Lap of Luxury

On the Coast Guard's new 87-foot Albacore patrol boat, even the bathroom is flush with new technology. The $5,000 electronic toilet is a techie's dream. It's lightweight and only uses a liter of water. When it backs up, just hook up the Panasonic Toughbook to the cord on the side and the software will fix it. The laptop computer also is loaded with a tide and current program that can be used when it isn't acting as a high-tech plunger. Now that's "backing up your files."

Firing Back

Speculation that the assistant secretary of Defense for command, control, communications and intelligence office may be dismantled has led some malcontents to claim that they don't have to do the office's bidding. But Margaret Myers, the Pentagon's acting deputy chief information officer, is taking no guff. "It is all based on rumor, and probably unfounded rumors," Myers said. "Some of the stuff we're trying to do is hard stuff, so we don't need distracters like that." Take that, you rebels.

Point, Counterpoint

Computer Sciences Corp. may have a way to really make the Wholesale Logistics Modernization Program profitable, says one critic. It seems CSC recently signed a $50 million task order - along with about six smaller orders - to increase the basic $681 million contract. "What a great way to make money if you can raise revenue that much before the first line of code or first successful action is taken on the core contract," the critic said. Not so, said a CSC spokesman, as this $50 million covers stuff originally left out of the contract. "There is a clause in the contract that allows us to accept or agree to expansion of services to other areas," the spokesman said.

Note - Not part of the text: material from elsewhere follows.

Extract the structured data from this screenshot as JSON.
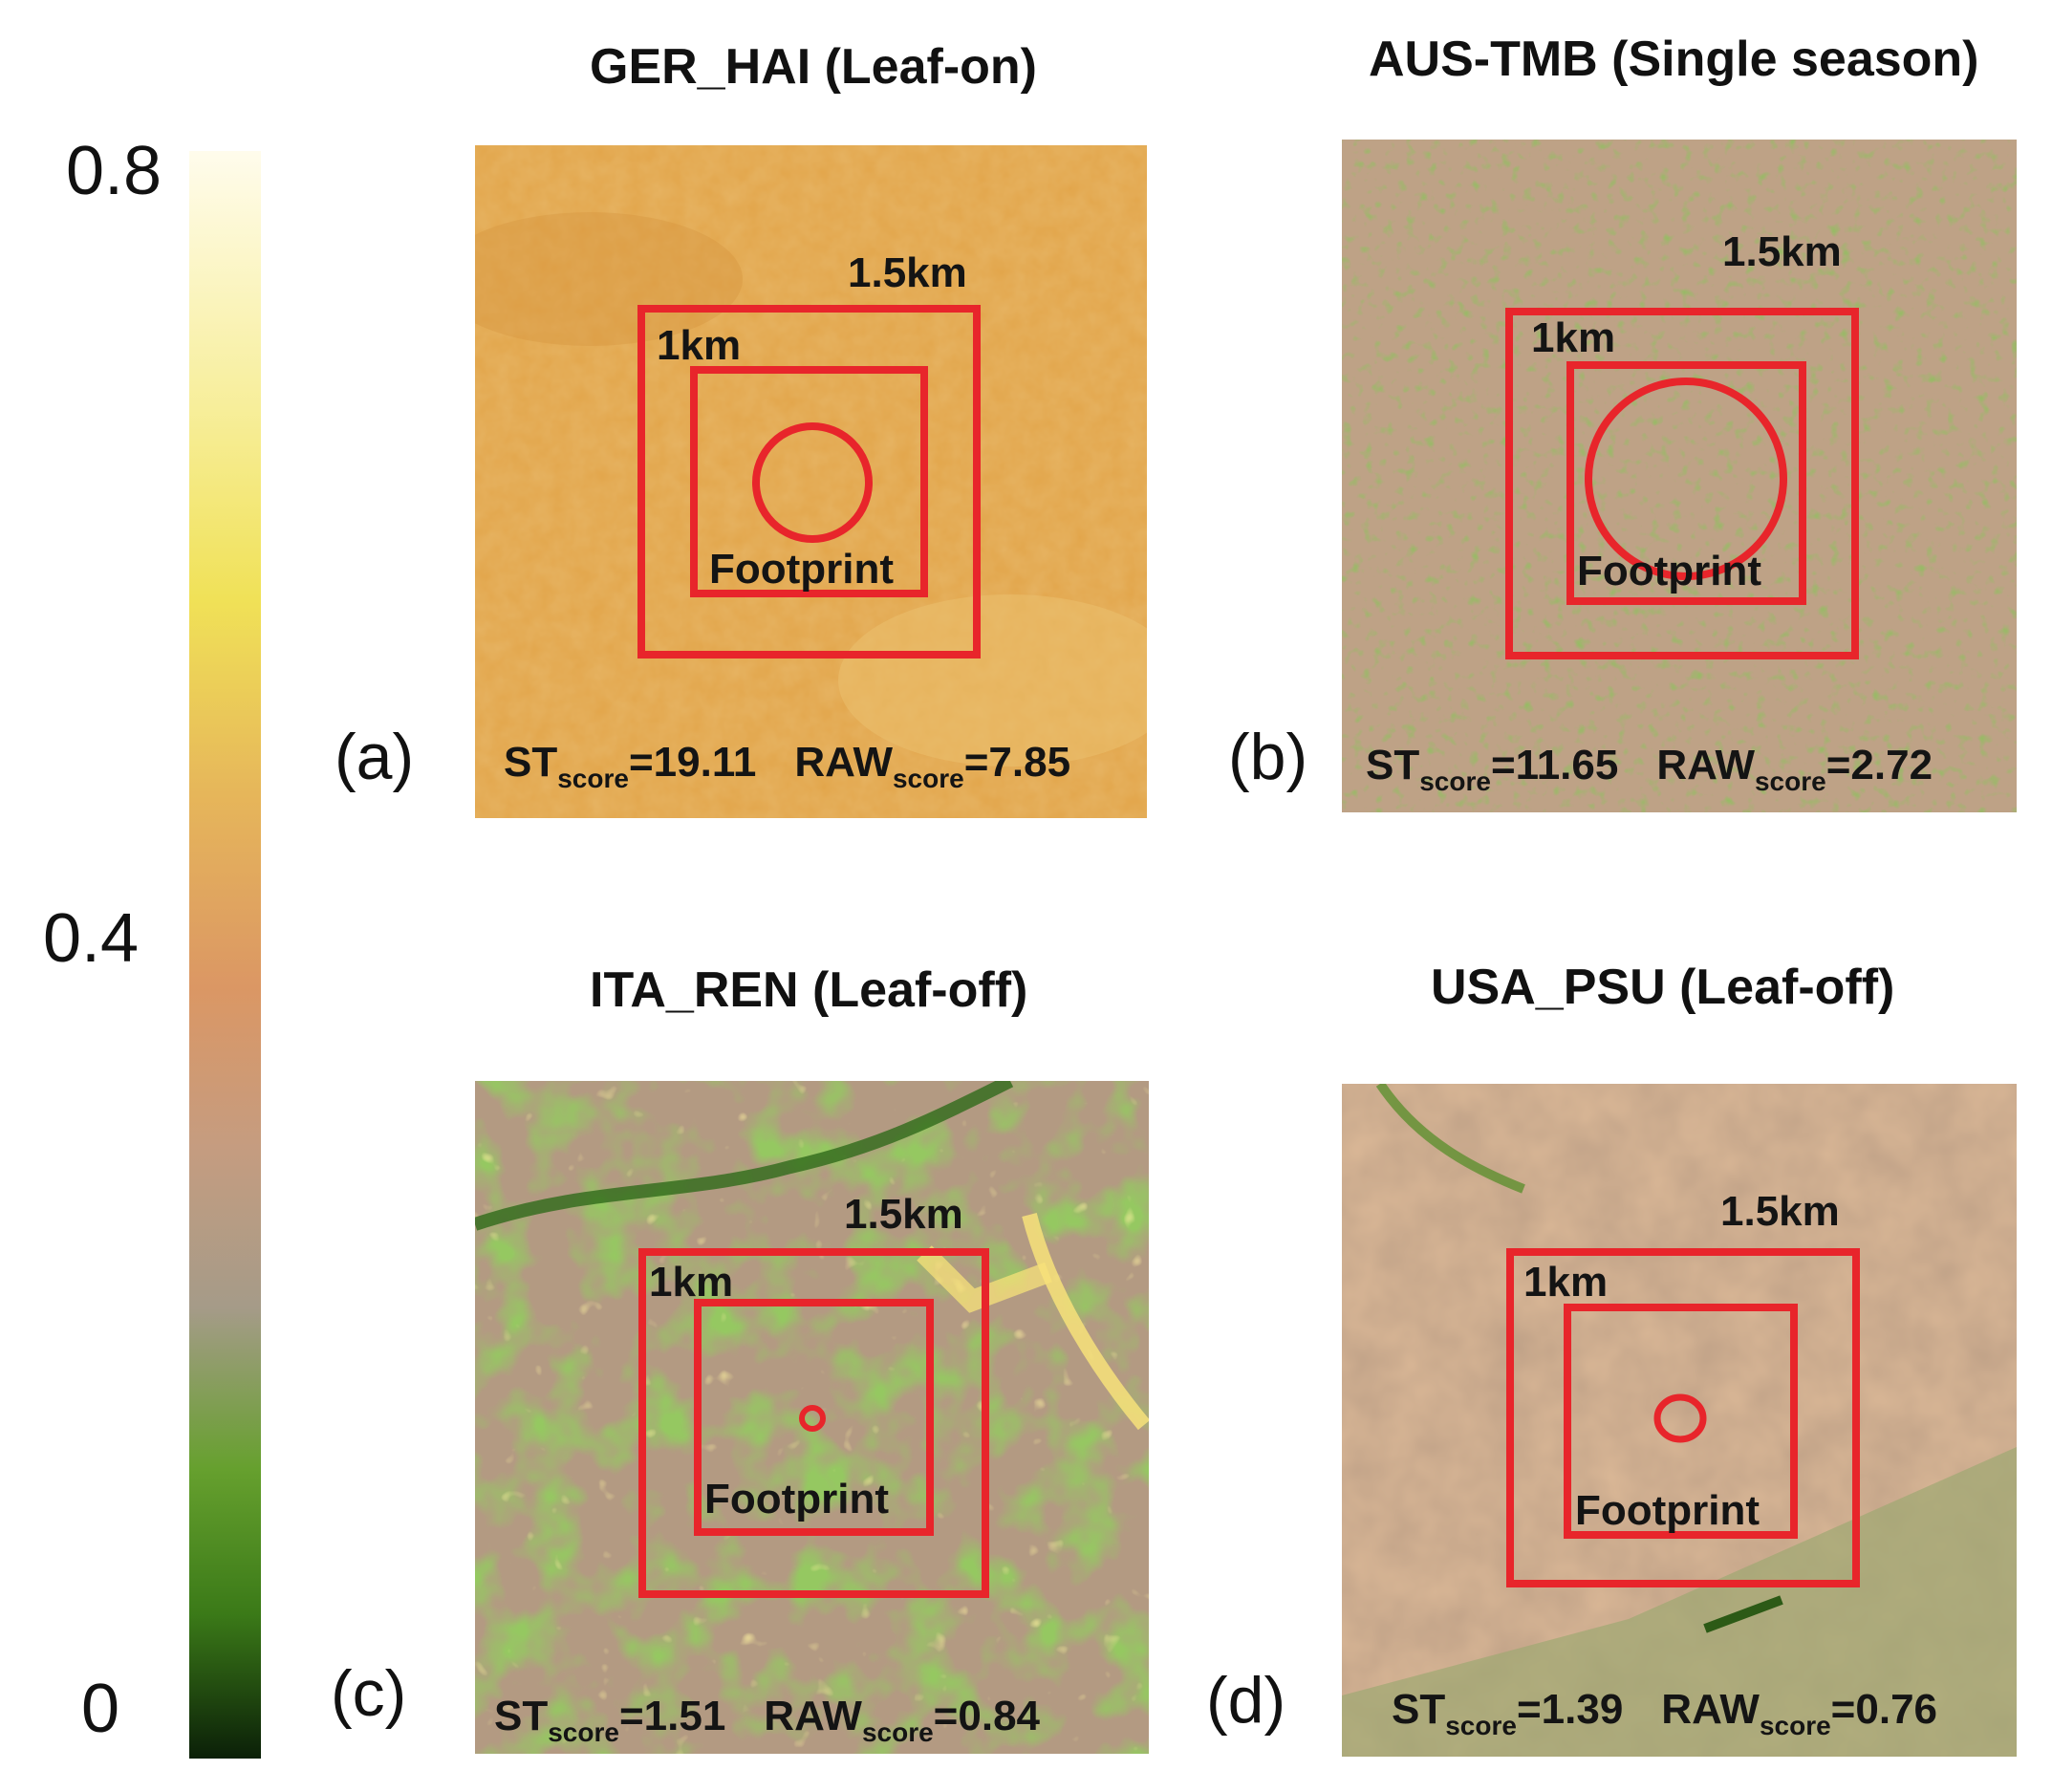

Concerning the first line of code, the critic is technically correct because the company is not developing any code but is instead using SAP Public Sector and Education Inc.'s applications out of the box to meet the customer's needs. "I think the CSC program manager and the government program manager disagree with the 'first successful action' quip." There's a safe bet.

NMCI Fair Play

In the interest of fair play, the Interceptor has promised to publish the good and the bad about the $6.9 billion Navy Marine Corps Intranet. NMCI will afford hundreds of sailors and Marines the opportunity to work on the world's largest intranet and be trained on some of the most advanced and sophisticated information technology systems, according to a recent Electronic Data Systems Corp. press release. Some lucky sailors and Marines working in IT career paths will be selected to help provide service and technical support for NMCI. In a shocking oversight, the press release failed to mention that NMCI is absolutely critical to the Navy's future, will revolutionize warfare as we know it, shift a few paradigms along the way, help feed all the hungry children of the world and contribute substantially to the betterment of all mankind. Just teasing, folks. No more phone calls, please.

NIMA: Got Tech?

When a group of lawmakers wrote to Defense Secretary Donald Rumsfeld requesting that the Pentagon stop the National Imagery and Mapping Agency's attempt to outsource 600 jobs, the agency couldn't arrange media interviews. The program manager - who works with a premier U.S. intelligence agency capable of providing satellite imagery of Saddam's nose hairs and Slobodan's new hairdo - was traveling and incommunicado. No e-mail, no cell phone, nada. I'd suggest a carrier pigeon, but that might mean the loss of a government job. And the Interceptor doesn't need a pack of concerned congressmen on his tail.